I know, surprise. We actually have a neighborhood. Terri, the only one we know, had the idea to have a “gathering” after the fire (which I’ve mentioned before). Good idea! We met a couple across the way who raise Islandic sheep, and the wife’s mom who lives in the original, small house on the property. Another woman, who owns a large property adjoining the sheep people, has just built the first home she has lived in for 40 years, her entire adult life. When her husband died several years ago, she sold some of the property, inherited from her family, and built her home. Been living in a trailer on the property those long 40 years. Good for her!

But the best outcome from the party, from our point of view, was the acquaintance of a couple, whose property adjoins ours, who are passionate about chickens. (You knew I’d get around to chickens, right?) The gentleman has volunteered to come over and take care of our birds whenever we want to get away for a while. Like for Thanksgiving, when we’re heading to Pasadena. Hooray! He has met our chickens, pronounced them nice and healthy. This is actually a big deal, as we have been wondering how we’d find a chicken-sitter when the time came.

So, finally, here they are:



They haven’t seem excited about being “free range.” There they were, the whole orchard open to be explored, and they just huddled around the coop. Back door open, good to go. So Larry and I were pretty surprised yesterday, when out in the orchard ourselves setting mole traps,to find the girls clustered around us, well away from home base. We had been bringing them treats in order to introduce ourselves to them, but still, this was new. Edith, the Rhode Island Red, is the bravest, and will come right up to the little cup I hold to investigate the dried corn within.
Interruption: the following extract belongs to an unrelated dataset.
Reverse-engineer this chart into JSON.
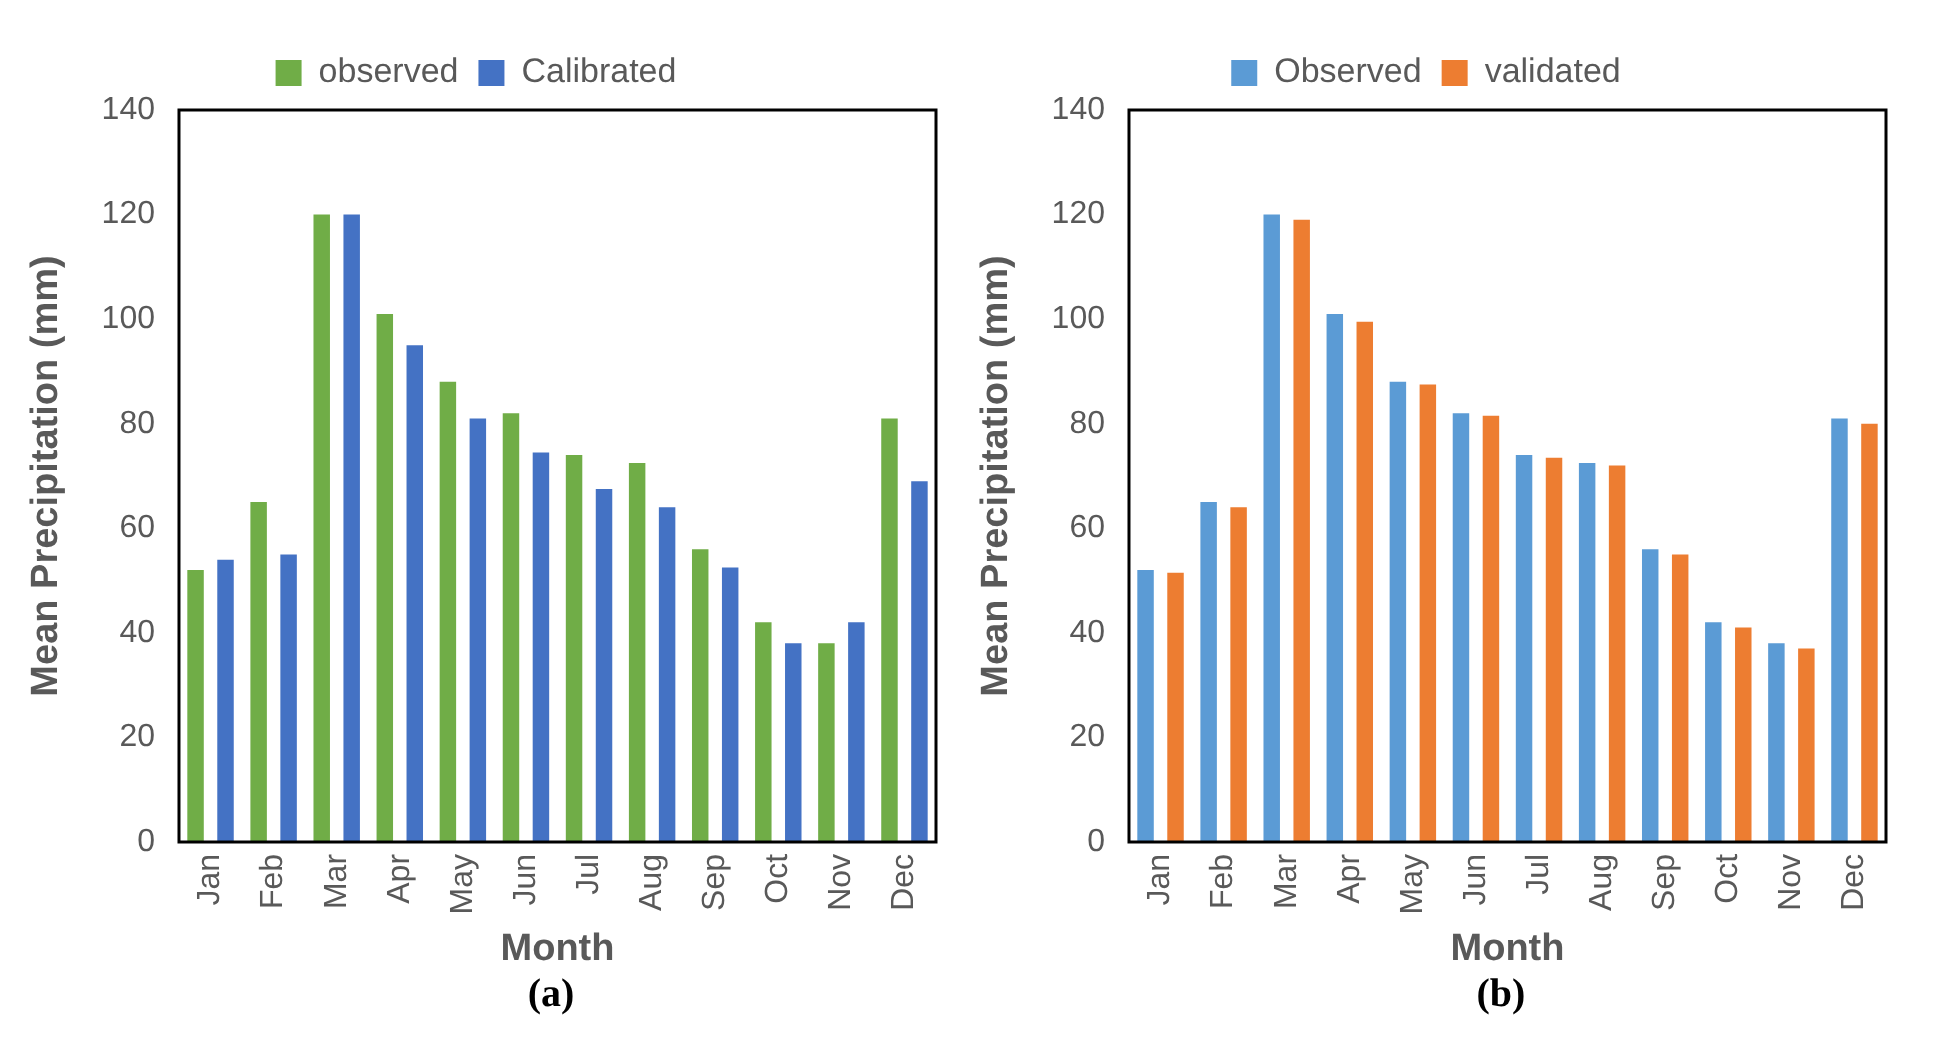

This was a fun trick for us. Now when they see us, they come right over. They still won’t go abroad when we aren’t there, though, which is good, as I saw a hawk sitting on the fence post one day. And they are averaging an egg a day among them, which is just the right amount.
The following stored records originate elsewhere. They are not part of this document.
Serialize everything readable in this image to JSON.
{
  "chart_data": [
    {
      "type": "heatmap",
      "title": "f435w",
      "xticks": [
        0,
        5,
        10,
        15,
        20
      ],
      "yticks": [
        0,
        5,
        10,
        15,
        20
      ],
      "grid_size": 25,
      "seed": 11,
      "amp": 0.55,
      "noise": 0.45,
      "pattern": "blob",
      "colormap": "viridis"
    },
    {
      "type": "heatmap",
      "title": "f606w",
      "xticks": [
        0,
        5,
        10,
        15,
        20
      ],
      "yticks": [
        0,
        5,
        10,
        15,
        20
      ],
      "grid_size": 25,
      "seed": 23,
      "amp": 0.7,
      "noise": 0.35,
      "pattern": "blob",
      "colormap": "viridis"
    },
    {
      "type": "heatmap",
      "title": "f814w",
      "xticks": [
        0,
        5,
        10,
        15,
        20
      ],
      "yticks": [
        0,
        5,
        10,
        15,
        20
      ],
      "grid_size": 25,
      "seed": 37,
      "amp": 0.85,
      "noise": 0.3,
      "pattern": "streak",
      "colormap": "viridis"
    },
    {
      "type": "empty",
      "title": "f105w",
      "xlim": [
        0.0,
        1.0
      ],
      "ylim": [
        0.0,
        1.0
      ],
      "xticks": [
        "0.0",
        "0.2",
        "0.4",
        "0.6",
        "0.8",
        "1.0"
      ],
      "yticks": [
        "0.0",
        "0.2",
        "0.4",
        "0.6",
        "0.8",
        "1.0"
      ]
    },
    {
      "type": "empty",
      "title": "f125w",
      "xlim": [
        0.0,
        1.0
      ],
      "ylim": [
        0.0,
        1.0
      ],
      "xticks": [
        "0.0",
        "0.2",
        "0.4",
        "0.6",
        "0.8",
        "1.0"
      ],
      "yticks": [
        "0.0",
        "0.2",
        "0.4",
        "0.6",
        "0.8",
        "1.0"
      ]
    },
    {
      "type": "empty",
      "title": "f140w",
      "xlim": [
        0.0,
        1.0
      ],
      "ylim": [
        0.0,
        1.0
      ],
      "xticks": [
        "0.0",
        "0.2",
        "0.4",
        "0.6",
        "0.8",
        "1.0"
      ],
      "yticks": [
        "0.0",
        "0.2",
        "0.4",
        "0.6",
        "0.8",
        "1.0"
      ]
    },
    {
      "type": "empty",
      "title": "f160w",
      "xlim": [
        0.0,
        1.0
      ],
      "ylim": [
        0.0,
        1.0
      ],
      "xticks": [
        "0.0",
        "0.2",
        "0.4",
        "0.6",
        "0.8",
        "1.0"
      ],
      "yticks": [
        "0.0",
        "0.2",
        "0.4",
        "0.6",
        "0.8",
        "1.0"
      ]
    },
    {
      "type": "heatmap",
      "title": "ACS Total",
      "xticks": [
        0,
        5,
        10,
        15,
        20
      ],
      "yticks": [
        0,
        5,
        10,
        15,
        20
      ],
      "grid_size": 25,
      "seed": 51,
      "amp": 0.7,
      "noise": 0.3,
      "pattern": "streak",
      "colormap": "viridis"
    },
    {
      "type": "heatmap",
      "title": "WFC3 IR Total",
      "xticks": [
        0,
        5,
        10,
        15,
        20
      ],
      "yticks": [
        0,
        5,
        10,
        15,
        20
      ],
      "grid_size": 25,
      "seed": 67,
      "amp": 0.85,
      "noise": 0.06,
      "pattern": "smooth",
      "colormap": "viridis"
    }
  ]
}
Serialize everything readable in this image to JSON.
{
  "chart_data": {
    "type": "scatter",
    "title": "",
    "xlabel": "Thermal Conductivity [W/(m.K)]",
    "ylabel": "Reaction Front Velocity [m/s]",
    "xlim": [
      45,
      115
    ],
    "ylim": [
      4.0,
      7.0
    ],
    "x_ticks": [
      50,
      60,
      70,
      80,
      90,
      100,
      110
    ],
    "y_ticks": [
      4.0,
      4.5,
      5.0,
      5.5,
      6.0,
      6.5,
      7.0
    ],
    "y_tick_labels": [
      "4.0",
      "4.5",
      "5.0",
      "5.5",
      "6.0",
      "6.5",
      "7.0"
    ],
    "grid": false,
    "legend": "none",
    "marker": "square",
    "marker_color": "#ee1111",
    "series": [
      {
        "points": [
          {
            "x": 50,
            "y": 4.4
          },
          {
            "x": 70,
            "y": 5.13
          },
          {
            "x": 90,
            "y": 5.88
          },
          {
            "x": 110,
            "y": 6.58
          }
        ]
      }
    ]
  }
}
But chickens are not the only news around here. A massive dust cloud got our attention the other day, and on examination, we found this monster in the field along Llewellyn:


This proved to be Mike, employee of USF&W. Seems the permit to build the vernal pool had finally come in, and work is underway. This work, Jarod, our main F&W Guy, explained, is “jurisdictional.” Which means permits were required from the Corp of Engineers, State of Oregon, and Benton County before earth could be moved. Because we’re in a jurisdictional flood plain. Fortunately the permits came in just before the promised rainfall later this week. Here’s what this looks like now:


When finished, the “pool” will be about a foot deep, and native plants will, theoretically, colonize the space. But it won’t look like a pond, alas, just a marshy wet-land. The aquatic community of birds, salamanders, frogs, however, will love it, Jarod insists, and come January we will be deafened by the chorus of Coastal green frogs, photo below:


Larry is, at the moment, driving his tractor in the later-this-week rainfall, after a fraught morning when the automatic brush-hog release feature didn’t function. Over to the John Deere folk with a photo of the problem, and, problem solved, but not in time to beat the rain. So here’s a photo of him yesterday when the sun still shone on his vision garden:


I agree. It is a vision. Good for him!